Since this post is getting long, I’ll continue my next blog with more clarifications on what BOTH intrapreneurs and entrepreneurs have in common and require from their leaders.

To your success, Bryan

The basics of NLP for your business

One item that I’m constantly trying to teach to my team is the importance and constant application of NLP (Neuro-Linguistic Programming). My simple definition for NLP is “Communicating in a specific way to maximize your chances of getting the desired response.” Ok, so what the heck does that mean? It’s probably easier to illustrate with a few examples than with a detailed explanation…

NLP encompasses 3 Main things:

  1. What you say. (I.e. word choice)
  2. How you say it. (I.e tone)
  3. Your body language and facial expressions while saying it. (I.e. posture, eye-contact, etc.)

The first NLP lesson is talking in a manner that puts the other person first and makes it easy for them to deal with you. A few examples:
“I’ve included a quote…” vs. “The quote you requested” or “Your quote is included…”

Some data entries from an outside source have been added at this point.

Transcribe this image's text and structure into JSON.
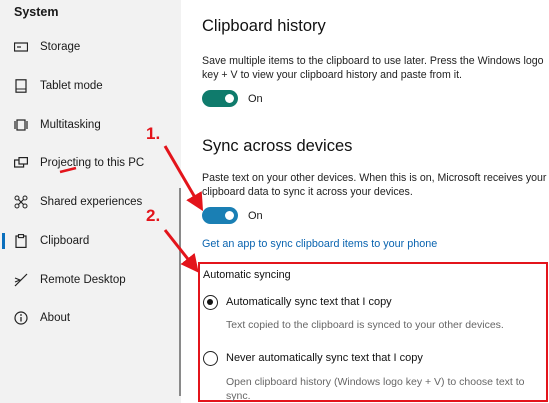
{
  "sidebar": {
    "title": "System",
    "items": [
      {
        "label": "Storage",
        "icon": "storage-icon"
      },
      {
        "label": "Tablet mode",
        "icon": "tablet-mode-icon"
      },
      {
        "label": "Multitasking",
        "icon": "multitasking-icon"
      },
      {
        "label": "Projecting to this PC",
        "icon": "projecting-icon"
      },
      {
        "label": "Shared experiences",
        "icon": "shared-experiences-icon"
      },
      {
        "label": "Clipboard",
        "icon": "clipboard-icon"
      },
      {
        "label": "Remote Desktop",
        "icon": "remote-desktop-icon"
      },
      {
        "label": "About",
        "icon": "info-icon"
      }
    ],
    "active": "Clipboard"
  },
  "main": {
    "history": {
      "heading": "Clipboard history",
      "description": "Save multiple items to the clipboard to use later. Press the Windows logo key + V to view your clipboard history and paste from it.",
      "toggle_state": "On"
    },
    "sync": {
      "heading": "Sync across devices",
      "description": "Paste text on your other devices. When this is on, Microsoft receives your clipboard data to sync it across your devices.",
      "toggle_state": "On",
      "link": "Get an app to sync clipboard items to your phone"
    },
    "auto_sync": {
      "heading": "Automatic syncing",
      "options": [
        {
          "label": "Automatically sync text that I copy",
          "description": "Text copied to the clipboard is synced to your other devices.",
          "selected": true
        },
        {
          "label": "Never automatically sync text that I copy",
          "description": "Open clipboard history (Windows logo key + V) to choose text to sync.",
          "selected": false
        }
      ]
    }
  },
  "annotations": {
    "step1": "1.",
    "step2": "2.",
    "color": "#e3141b"
  },
  "colors": {
    "accent": "#0f7b6c",
    "link": "#0a64b0",
    "sidebar_bg": "#f2f2f2"
  }
}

If you’re always starting your sentences in emails, proposals, or conversations with I, I, I – then chances are you aren’t being heard as well as you’d like to think.

“We won’t be able to get there until Monday, will that be OK?” vs “Great, it looks like we have an opening for you on Monday. Does that work for you?”

In the first scenario the tone and wording implies that, “we understand you need us today but the best we can do is Monday.” The second implies, “wow, we have an opening right away on Monday just for you, isn’t that great?” If you present the opening on Monday as a negative through your tone and word choice, you’re much more likely to get a negative response than if you present it positively. (Even if not getting there till Monday isn’t top-notch service, you don’t have to act that way if that’s the best you can do right now.)

Here’s another simple example when communicating with people:
“Do you understand?” vs. “Does that make sense?”

“Do you understand” means “Are you smart enough to understand what I just told you?” Whereas “Does that make sense” means “Did I explain that clearly enough that it is simple to understand?” Do you see the difference? In the second question the pressure is on you to explain it clearly instead of on the other person to understand it clearly.

Another one of my favorite questions to ask irate customers, disgruntled employees, or upset girlfriends after proposing some sort of solution:

“Does that sound reasonable?”
Even though (using effective NLP techniques) you’ve just led them to exactly the solution you want, by offering them the chance to accept that it’s reasonable they feel in control of the situation.

One of the best ways to diffuse a difficult situation is to ask a question.

Since we’re just reviewing the basics, let me keep the explanation as simple as possible. In essence, asking a question shifts the thought patterns of the person to whom you’ve posed the question so they aren’t singularly focusing on the object of their dissatisfaction.

By asking a question that requires a bit of thought, you’re shifting the person’s brain pattern from the left to the right hemisphere of the brain where emotions are stored and you will INSTANTLY see a difference in the person’s response (if you ask the right question).

So how do I teach my team about these things.

Well, first off, you introduce the concept and explain the basics above. Then you work with them to apply these concepts in all of your scripts. You also help them plan out their conversations before ever picking up a phone to ensure the best response. It takes months of positive reinforcement for someone to really start applying it, however once they do, it’s amazing how excited they get.

Keep in mind that learning NLP is something that can help someone not only at work, but also in their personal life. If you’re able to help someone indirectly communicate better with his spouse, children, or friends imagine how much more they’ll enjoy working with you?

Remember that a great leader should be able to lead so well that his teammates would be willing to pay to learn from them!